Des cadavres jonchent le sol à la terre gorgée de sang. Elle halète pour retrouver une respiration décente. Elle a mal.

Seize pas.

Elle se tient seule sur le haut de la colline. Seule la pluie lui tient compagnie. Le ciel est toujours aussi gris. Son cœur ne ralentit pas, faute de l'adrénaline y coulant. Son épée se plante dans le sol pour qu'elle trouve un appui. L'effet des herbes quitte son organisme. Le clan ennemi s'est rendu, le drapeau est tombé et flatte la mort inutile à un nombre incalculable d'hommes. Les siens ne sont plus également. La main pressée contre son flanc se fait plus forte.

Quinze pas.

C'est chaud et poisseux. Liquide. Ça coule entre ses doigts – elle a retiré ses gants qui se sont lourdement écrasés –. Un faible sourire flatte la commissure de ses lèvres.

Quatorze pas.

Son but est atteint. Le prix est juste différent de d'habitude.

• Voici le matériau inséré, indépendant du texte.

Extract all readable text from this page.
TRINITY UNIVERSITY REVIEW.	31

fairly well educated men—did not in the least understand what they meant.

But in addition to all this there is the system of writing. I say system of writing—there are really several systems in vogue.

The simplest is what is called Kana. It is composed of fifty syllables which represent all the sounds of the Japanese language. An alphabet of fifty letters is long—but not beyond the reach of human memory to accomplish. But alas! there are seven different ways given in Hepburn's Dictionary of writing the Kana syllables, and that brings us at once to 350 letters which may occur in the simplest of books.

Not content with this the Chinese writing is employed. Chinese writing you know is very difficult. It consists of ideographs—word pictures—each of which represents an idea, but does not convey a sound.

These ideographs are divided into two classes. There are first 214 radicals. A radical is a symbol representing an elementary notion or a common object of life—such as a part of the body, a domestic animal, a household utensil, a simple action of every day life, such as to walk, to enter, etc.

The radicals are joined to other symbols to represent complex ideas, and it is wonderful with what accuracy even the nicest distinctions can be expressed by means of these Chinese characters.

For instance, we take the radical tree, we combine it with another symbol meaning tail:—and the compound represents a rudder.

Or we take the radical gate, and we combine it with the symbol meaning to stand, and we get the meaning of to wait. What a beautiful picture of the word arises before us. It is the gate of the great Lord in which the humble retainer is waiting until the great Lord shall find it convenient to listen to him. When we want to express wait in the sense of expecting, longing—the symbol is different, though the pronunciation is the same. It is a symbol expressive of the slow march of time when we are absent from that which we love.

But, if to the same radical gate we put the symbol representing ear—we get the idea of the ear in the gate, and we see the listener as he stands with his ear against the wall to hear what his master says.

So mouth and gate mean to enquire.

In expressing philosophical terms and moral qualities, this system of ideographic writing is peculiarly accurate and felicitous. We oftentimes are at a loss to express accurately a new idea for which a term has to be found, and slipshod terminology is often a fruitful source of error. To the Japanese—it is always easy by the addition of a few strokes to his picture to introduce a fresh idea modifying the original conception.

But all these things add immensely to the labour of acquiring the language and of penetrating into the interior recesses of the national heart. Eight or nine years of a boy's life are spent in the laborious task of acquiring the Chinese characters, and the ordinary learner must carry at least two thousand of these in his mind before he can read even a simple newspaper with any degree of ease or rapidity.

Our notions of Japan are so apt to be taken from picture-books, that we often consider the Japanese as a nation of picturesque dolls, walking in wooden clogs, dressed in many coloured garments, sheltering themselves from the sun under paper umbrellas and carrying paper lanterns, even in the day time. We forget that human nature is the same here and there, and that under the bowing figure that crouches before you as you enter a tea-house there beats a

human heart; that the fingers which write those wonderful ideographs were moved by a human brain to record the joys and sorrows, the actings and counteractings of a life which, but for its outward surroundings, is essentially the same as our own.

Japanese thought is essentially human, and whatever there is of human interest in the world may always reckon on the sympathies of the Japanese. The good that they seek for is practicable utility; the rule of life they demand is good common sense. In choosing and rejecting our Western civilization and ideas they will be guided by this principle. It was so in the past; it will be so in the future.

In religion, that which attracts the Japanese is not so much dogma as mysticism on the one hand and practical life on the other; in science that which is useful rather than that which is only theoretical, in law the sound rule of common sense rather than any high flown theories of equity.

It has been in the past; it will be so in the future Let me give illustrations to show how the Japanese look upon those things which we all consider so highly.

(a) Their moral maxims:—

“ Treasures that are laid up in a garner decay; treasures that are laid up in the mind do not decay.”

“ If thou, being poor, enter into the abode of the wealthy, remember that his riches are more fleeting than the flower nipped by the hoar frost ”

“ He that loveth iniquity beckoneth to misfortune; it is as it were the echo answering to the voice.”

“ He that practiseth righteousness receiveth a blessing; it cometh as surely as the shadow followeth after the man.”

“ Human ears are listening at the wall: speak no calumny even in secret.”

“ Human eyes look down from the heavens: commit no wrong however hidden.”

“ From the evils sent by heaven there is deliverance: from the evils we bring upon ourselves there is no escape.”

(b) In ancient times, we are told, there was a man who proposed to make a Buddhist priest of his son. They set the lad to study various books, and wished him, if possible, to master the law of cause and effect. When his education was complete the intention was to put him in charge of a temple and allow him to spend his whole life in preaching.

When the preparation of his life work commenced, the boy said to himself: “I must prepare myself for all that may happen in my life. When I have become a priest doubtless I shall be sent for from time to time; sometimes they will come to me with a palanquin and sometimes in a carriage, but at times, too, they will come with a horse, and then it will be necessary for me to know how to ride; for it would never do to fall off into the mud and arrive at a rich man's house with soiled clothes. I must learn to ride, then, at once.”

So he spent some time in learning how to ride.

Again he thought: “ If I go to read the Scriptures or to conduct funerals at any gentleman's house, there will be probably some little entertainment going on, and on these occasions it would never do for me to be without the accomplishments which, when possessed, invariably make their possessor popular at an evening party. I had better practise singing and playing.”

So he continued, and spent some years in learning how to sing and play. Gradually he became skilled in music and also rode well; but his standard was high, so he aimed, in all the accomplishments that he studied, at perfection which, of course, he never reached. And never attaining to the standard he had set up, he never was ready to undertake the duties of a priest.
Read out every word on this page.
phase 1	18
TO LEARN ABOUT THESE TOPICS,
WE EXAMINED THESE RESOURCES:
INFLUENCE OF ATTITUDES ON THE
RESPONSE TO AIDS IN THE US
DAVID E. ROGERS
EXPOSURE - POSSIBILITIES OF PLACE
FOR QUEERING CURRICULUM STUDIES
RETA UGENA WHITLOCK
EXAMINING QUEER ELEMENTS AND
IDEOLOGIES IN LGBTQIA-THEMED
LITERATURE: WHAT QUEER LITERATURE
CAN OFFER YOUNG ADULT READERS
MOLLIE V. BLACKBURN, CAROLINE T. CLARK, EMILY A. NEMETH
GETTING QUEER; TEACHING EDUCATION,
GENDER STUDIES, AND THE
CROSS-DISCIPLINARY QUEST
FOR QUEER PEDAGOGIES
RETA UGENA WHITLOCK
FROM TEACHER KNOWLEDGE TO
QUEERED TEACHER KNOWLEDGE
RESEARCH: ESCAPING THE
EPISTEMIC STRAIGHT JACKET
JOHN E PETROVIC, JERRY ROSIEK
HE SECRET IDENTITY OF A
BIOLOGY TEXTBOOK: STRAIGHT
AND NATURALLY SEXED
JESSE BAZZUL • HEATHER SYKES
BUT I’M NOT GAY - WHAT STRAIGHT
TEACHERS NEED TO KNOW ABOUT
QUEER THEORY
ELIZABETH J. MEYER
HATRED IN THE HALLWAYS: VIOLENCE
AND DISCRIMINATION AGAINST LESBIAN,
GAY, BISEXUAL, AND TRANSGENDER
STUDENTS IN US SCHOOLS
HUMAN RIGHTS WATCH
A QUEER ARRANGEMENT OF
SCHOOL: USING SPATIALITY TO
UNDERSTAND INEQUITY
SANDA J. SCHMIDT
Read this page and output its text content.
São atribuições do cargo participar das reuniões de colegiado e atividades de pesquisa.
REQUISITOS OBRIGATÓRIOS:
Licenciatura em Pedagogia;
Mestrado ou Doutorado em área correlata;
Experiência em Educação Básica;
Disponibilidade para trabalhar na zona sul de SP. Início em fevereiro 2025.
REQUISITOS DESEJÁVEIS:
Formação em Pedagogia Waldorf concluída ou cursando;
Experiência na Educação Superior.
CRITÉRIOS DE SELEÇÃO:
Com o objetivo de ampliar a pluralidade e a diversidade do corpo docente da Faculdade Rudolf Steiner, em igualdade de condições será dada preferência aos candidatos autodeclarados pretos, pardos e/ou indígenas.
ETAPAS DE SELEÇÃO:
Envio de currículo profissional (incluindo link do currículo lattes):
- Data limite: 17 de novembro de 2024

Treize pas, douze pas, onze pas.

La douleur lui tire un gémissement. Elle serre les dents, continue de fixer l'horizon morbide. Son dernier spectacle ressemble donc à ça, à toutes ces masses informes couvertes de boue et de sang.

Dix pas.

C'est peut-être le moment de regretter. De parler à son âme corrompue – qui a fini par retrouver une lumière, malgré tout –.

Neuf pas.

Ses genoux fléchissent.

Huit pas.

Si elle ferme les yeux, elle le voit. Brave, fort, beau, souriant. Souriant. L'air heureux est comblé. Ses doigts qui effleurent sa joue, sa voix qui crie son prénom, qui le murmure. Elle peut l'entendre. Son rire. Ses mots.

Sept pas.

Elle a l'idiote envie de pleurer. De pleurer sur son sort. De hurler et de crier. Mais rien ne sort. Elle se contente de fixer un point au hasard, en face d'elle. Son destin, elle l'accepte. C'est sa punition, celle qu'elle a toujours cherché à avoir. La sentence est tombée plus tard que prévu. Elle n'en reste pas moins un honneur – elle va mourir sur un champ de bataille, victorieuse –.

Six pas, cinq pas.

Mais alors pourquoi a-t-elle l'impression de ne pas remplir entièrement sa mission ?

Quatre pas.

Ah.

Trois pas.

Bien sûr.

Deux pas.

Ses yeux se ferment d'eux-mêmes quand l'étreinte glacée de la morte l'encercle, les derniers chuchotements du Roi résonnant encore dans sa tête.

Un pas.

« Reviens-moi saine et sauve, Erza. C'est ton devoir, peu importe l'issue de la bataille. »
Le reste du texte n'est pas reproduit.